O Menino e a Manjedoura
Válter Sales
Recife, 23.12.2024
O nascimento de Jesus Cristo é uma realidade histórica que transcende os relatos de sua ocorrência. Mesmo na Sagrada Escritura, bem como em crônicas e documentos outros; e, bem mais, na mesmice da linguagem dos púlpitos em que dele se fala, como cumprimento de calendários, dentro da agenda das religiões.
A luz fulgurante que as telas projetam na manjedoura é ínfima em relação à “Luz do mundo” – o Menino que lá está.
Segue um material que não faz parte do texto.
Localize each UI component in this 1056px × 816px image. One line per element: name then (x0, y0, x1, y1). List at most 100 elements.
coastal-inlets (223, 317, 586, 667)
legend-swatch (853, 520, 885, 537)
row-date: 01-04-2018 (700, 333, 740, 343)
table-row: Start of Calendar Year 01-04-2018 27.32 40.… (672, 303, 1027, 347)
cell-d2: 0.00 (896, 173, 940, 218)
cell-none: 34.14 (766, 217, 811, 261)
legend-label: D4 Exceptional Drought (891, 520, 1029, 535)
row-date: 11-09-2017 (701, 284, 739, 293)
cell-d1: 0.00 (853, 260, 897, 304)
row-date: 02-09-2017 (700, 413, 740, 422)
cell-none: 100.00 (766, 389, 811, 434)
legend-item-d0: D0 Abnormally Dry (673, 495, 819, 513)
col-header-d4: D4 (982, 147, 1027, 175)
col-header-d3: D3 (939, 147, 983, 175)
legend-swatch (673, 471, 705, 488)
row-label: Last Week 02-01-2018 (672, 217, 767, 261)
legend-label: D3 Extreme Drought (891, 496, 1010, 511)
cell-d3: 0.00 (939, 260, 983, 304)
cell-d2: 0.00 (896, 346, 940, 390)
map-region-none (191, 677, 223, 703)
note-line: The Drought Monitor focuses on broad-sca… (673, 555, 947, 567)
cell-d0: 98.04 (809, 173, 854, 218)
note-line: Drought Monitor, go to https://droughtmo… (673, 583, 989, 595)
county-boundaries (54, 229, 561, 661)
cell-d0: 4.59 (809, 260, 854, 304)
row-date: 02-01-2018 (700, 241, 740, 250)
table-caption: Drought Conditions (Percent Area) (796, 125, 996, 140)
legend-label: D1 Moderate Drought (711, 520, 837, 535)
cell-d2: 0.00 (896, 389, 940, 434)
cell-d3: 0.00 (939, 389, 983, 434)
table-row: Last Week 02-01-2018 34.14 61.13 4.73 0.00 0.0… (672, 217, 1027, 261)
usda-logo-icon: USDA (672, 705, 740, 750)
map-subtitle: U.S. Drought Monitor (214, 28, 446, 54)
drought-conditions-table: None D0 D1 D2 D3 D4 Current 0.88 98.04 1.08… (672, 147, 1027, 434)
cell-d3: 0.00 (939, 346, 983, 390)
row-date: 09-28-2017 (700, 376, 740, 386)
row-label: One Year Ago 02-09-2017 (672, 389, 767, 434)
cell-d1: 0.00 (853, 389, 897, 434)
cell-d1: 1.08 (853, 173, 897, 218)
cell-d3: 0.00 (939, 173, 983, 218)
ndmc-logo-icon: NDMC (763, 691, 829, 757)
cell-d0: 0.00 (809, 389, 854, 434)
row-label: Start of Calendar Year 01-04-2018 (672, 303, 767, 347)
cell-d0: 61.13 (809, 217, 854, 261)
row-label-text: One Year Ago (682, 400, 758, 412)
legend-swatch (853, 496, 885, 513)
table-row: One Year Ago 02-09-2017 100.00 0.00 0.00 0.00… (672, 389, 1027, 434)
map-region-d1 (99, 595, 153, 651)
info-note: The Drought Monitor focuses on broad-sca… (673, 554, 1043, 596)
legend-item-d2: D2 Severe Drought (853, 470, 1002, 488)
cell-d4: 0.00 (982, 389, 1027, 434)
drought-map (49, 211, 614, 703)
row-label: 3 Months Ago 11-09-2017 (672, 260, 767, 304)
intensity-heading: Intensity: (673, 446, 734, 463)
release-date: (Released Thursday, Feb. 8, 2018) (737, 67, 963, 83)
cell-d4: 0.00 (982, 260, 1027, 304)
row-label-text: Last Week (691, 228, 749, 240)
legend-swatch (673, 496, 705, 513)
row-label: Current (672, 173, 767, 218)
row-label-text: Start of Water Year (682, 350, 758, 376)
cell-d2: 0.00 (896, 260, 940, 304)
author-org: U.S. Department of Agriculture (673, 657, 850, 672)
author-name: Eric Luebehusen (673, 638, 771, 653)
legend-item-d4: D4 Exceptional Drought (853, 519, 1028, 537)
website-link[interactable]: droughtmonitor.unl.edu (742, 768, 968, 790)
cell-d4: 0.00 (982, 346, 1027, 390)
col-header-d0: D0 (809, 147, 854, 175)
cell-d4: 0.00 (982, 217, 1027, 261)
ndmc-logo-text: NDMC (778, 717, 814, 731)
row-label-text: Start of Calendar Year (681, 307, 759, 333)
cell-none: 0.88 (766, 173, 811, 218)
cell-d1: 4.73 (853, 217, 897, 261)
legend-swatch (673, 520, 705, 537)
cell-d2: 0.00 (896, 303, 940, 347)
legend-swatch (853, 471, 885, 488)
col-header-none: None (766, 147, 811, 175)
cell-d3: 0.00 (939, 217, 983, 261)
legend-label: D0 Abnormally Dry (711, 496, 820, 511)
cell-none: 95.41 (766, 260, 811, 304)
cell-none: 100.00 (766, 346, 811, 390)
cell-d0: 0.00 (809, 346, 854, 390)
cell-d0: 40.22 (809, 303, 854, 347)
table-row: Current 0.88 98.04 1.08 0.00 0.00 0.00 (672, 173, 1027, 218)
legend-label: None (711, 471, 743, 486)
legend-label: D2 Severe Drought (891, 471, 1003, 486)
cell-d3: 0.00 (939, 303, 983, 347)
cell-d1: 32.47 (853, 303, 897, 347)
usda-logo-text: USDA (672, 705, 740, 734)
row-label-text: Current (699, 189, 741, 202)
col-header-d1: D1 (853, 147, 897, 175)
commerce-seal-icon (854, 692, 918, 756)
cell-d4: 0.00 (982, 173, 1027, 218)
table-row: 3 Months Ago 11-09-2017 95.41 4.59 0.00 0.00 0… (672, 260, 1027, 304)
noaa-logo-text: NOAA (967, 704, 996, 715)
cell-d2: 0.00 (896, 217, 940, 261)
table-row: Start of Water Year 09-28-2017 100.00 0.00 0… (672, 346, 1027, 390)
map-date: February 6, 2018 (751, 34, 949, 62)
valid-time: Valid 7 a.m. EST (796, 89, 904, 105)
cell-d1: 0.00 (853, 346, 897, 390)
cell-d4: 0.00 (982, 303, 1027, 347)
Também é insignificante o verbo com que a criança é descrita, numa pobreza vernacular assustadora e incapaz de referi-lo.
A manjedoura e, mais ainda, o menino da manjedoura, não se circunscrevem a momentos estanques de nossas costumeiras celebrações. O Natal, mais que um dia, é uma experiência. Está presente no todo e em toda a vida. Resulta daí que a manjedoura, na sua simplicidade e pobreza, jamais será desprezível.
Se se fala do Cristo, fala-se de Eternidade, como nos escritos de João 1.3 e Ap 1.8; de Paulo (Cl 1.17) e do autor aos Hebreus (1.1-4). João Batista o apontou como o “Cordeiro de Deus que tira o pecado do mundo” (Jo 1.29, 36). É o “cordeiro imolado antes da fundação do mundo” (1Pe 1.20).
A História, portanto, traduzida em momentos históricos, não nos diz tudo. Há um sentido e uma mensagem que transcendem esses relatos situacionistas e minimizantes. O Cristo é maior que o que Dele podemos expressar, por muito que o conheçamos e nos esforcemos.
Para compreender sua trajetória neste mundo, podemos recorrer à sucessão de fatos no contexto geral das Sagradas Escrituras. Isto nos permitirá fazer frente à demanda que abastece o mercantilismo e, quiçá, encanta os celebrantes nas igrejas.
O que, afinal, é o Natal de Jesus Cristo?
Natal é Promessa. Logo após a tragédia da queda humana pelo pecado da desobediência, Deus se manifestou, na promessa de Gn 3.15 – o descendente de mulher esmagaria a cabeça da serpente. Digo “manifestação” porque se trata de um relato à humanidade do que procedia dos arcanos da eternidade. Não é uma solução de última hora.
Natal é Profecia. A palavra agora está com Isaías, o grande profeta messiânico (9.6). Percebe-se neste verso que, além das características essenciais do Messias, há um jogo com expressões verbais, de que este autor se ocupará em próximo artigo. Em síntese, o que era desde o princípio é o que é e que há de ser.
Natal é Anúncio. Agora, a voz que ressoa é de anjos, desde os céus, anunciando a vinda do Messias prometido (Mt 1.18-25); anúncio a despertar José de sua sonolência e do seu desapontamento... Os céus referendam a palavra da promessa e da profecia.
Natal é Nascimento. Agora é um dos discípulos do próprio Jesus, escritor meticuloso, usado pelo Mestre para anunciá-lo ao mundo gentílico (Lc 2.1-20). Note-se que são milícias celestiais que celebram o nascimento do Messias, e quebram o silêncio monótono das vigílias dos pastores em Belém – “... louvando a Deus e dizendo: Glória a Deus nas maiores alturas, e paz na terra entre os homens a quem ele quer bem” (13, 14).
O nascimento do Messias, para nós, presos que somos a medidas do tempo, é providência adotada por Deus e consumada na voz dos anjos. Começa no céu e termina com vozes ecoando desde os céus.
Reafirmo: A manjedoura em nada é desprezível! Fala-nos de um começo simples, de que nos devemos levantar, e tem sua culminância na glorificação do Filho de Deus.
Nenhuma celebração aferirá, de pleno sentido, o Advento do Messias, sem que tenhamos suficiente consciência desta história e de sua significação.
Nenhum Natal fará sentido para a Humanidade sem que seja celebrado tendo-se em vista e preeminência e a eminência do Menino da Manjedoura.